With all the hype and promised potential around Big Data for more than a decade, Big Analysis is transforming Big Data into reality since our ability to make sense of data has grown exponentially and is still significantly improving. Big Analysis is leveraging all sorts of data about pretty much everyone by using demographic data, social media habits, purchasing power, job experience, search history, preferences and much more. Companies that want to remain competitive will need this Intel to create better products to suit their markets and advertise where it will be best received.
Big Data in the early days needed a lot of raw computing power, storage and parallelism; resulting in organizations spending a lot of money to build the infrastructure needed to support Big Data Analytics. For many years, the data management field was dominated by closed-source products with a hefty price tag. Only the large scale organizations and Fortune 500’s could manage such an infrastructure.
The rise of open source in the database community was possibly an artifact of the popularity of the Hadoop Project. Created by Doug Cutting and his colleagues in 2005, more as a necessity to rein in Big Data than as a pure research invention. It was inspired by Google’s MapReduce and Google File System and cultivated at Yahoo. Hadoop started as a large-scale distributed batch processing infrastructure framework and was tailored to meet the need for an affordable, scalable and flexible data structure that could be used for working with very large data sets. To make the most of Big Data, MapReduce came to mainstream. The MapReduce programming paradigm made it possible for massive scalability across hundreds or thousands of servers in a Hadoop cluster.
The first generation of Hadoop addressed affordable scalability and a flexible data structure, but it was really only the first step in the Big Data journey. Its batch-oriented job processing and consolidated resource management were limitations that drove the development of Yet Another Resource Negotiator (YARN).
YARN fundamentally became the architectural center of Hadoop since it allowed multiple data processing engines to handle data stored in one platform.
This new modern data architecture made it possible for Apache Hadoop to become a true data operating system and platform. YARN separated the data persistence functions from different execution models to combine data for multiple workloads. Hadoop Version 2.0 provides the groundwork for today’s Data Lake Strategy, which is basically a large object-based storage repository that holds data in its native format until it’s required. However, using Data Lake only as a consolidated data repository was holding back its true potential; Hadoop was really meant to be used as an interactive, multiple workload and operational data platform.
When the Apache Hadoop project started, MapReduce V1 was the only choice as a Compute model (Execution Engine) on Hadoop. Now in addition to MapReduce V2, we have Apache Tez, Apache Spark and Apache Flink.

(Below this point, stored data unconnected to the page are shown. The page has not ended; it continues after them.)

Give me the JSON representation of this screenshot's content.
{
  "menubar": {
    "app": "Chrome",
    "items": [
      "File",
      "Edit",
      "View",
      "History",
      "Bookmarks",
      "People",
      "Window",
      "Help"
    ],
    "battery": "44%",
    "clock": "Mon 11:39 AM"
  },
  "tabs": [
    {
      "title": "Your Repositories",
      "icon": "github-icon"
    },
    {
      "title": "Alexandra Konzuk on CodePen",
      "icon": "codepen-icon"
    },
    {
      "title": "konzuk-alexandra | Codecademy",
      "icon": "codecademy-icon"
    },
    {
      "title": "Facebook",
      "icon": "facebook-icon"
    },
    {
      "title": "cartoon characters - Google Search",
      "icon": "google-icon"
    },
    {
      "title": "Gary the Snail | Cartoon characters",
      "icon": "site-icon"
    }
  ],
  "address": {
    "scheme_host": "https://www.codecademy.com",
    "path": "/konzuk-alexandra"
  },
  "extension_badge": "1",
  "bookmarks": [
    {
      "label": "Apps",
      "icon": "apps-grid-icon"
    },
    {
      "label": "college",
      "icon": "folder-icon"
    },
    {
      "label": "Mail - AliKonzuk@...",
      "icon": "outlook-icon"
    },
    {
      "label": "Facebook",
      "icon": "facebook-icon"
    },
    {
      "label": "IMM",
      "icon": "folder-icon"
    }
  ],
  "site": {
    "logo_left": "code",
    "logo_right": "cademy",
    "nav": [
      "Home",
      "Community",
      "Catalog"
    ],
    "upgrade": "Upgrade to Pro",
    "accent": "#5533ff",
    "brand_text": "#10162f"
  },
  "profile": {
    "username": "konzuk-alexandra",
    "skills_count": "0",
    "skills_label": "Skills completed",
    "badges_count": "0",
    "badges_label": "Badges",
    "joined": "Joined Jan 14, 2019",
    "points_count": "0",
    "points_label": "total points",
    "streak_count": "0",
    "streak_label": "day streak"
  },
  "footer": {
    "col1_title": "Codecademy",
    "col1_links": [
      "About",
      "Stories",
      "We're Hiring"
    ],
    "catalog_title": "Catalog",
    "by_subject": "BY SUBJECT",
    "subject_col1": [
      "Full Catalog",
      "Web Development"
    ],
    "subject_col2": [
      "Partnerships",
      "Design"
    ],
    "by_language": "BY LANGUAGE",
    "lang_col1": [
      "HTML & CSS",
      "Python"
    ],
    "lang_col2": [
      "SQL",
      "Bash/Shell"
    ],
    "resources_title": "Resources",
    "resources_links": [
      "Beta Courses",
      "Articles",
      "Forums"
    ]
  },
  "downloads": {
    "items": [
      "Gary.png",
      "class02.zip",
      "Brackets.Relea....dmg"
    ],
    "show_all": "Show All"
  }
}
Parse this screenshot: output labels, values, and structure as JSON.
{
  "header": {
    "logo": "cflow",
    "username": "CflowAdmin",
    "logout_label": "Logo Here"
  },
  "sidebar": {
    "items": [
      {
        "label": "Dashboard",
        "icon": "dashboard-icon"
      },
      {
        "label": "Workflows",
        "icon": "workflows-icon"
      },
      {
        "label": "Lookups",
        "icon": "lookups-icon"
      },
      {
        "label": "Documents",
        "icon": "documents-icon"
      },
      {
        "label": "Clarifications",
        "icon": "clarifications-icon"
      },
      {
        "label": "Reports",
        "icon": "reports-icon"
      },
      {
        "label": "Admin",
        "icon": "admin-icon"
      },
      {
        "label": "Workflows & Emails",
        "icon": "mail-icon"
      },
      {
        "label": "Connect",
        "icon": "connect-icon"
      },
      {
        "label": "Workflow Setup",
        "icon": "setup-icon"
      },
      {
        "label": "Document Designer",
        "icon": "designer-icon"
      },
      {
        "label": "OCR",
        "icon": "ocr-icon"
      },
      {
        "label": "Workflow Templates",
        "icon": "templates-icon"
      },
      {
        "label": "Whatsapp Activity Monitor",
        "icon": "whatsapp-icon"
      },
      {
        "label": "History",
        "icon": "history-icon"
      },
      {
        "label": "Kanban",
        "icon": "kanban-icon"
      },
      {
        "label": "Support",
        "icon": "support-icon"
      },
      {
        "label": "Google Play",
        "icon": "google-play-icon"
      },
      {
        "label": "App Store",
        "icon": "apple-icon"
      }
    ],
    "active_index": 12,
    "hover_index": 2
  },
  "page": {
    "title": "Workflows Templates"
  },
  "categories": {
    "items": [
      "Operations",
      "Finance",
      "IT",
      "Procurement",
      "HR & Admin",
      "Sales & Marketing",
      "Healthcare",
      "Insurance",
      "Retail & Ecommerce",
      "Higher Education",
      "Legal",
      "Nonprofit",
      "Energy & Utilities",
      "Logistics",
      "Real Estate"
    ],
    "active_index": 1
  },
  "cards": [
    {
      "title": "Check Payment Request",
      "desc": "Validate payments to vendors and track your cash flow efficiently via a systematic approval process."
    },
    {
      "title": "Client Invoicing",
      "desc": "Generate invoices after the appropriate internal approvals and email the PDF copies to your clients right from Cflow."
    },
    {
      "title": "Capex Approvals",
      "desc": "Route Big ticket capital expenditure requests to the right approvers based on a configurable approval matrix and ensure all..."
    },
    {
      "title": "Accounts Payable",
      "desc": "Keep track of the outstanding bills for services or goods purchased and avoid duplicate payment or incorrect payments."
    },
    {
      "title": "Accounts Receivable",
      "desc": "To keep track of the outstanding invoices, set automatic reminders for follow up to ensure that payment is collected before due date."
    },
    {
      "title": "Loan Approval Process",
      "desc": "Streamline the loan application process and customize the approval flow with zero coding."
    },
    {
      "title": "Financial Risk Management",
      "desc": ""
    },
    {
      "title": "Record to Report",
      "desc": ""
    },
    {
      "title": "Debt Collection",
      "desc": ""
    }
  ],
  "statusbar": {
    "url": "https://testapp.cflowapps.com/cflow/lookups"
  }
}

Here is how Apache Tez is branding itself:
According to Hortonworks, Apache™ Tez is an extensible framework for building high performance batch and interactive data processing applications, coordinated by YARN in Apache Hadoop. Tez improves the MapReduce paradigm by dramatically improving its speed while maintaining MapReduce’s ability to scale to petabytes of data. Important Hadoop ecosystem projects like Apache Hive and Apache Pig use Apache Tez, as do a growing number of third party data access applications developed for the broader Hadoop ecosystem.
Here is how Apache Spark is branding itself:
According to Databricks, Apache Spark™ is a powerful open source processing engine built around speed, ease of use and sophisticated analytics. It was originally developed at UC Berkeley in 2009. Databricks was founded by the creators of Spark in 2013. Since its release, Spark has seen rapid adoption by enterprises across a wide range of industries. Internet powerhouses such as Yahoo, Baidu and Tencent have eagerly deployed Spark on a massive scale, collectively processing multiple petabytes of data on clusters of over 8,000 nodes. It has quickly become the largest open source community in Big Data with over 500 contributors from 200+ organizations. To help Spark achieve this growth, Databricks continues to contribute broadly throughout the project, both with roadmap development and with community evangelism.
Here is how Apache Flink is branding itself:
Apache Flink, like Apache Hadoop and Apache Spark, is a community-driven open source framework for distributed Big Data Analytics. The Apache Flink engine exploits data streaming, in-memory processing and iteration operators to improve performance. Its execution model supports batch, interactive, real time streaming. Flink joined the Apache incubator in April 2014 and graduated as an Apache Top Level Project in December the same year. Flink can work completely independent of existing technologies like Hadoop, but can run on top of HDFS and YARN.
Today’s computing power means that in the blink of an eye, nearly one billion calculations can take place. Emerging new computing models with lightening fast speed are challenging and forcing each other toward better performance and predictability.
What are leading vendors and market movers talking about?
Both are already happening:
As the battle for Next Generation Big Data Analysis Framework continues, the question isn’t whether some critical Hadoop components are being replaced by new open source technologies. The question is, what’s next for Hadoop? Will Hadoop ecosystem keep growing to compete with the emerging open source technologies or will technologies like Spark, Flink, Ceph, Kafka and others evolve into something entirely new?
At this point there are a lot of “what if’s” and we don’t know the answers. Time will answer with certainty. But the fact remains that we will see more dynamic data management techniques going mainstream in near future.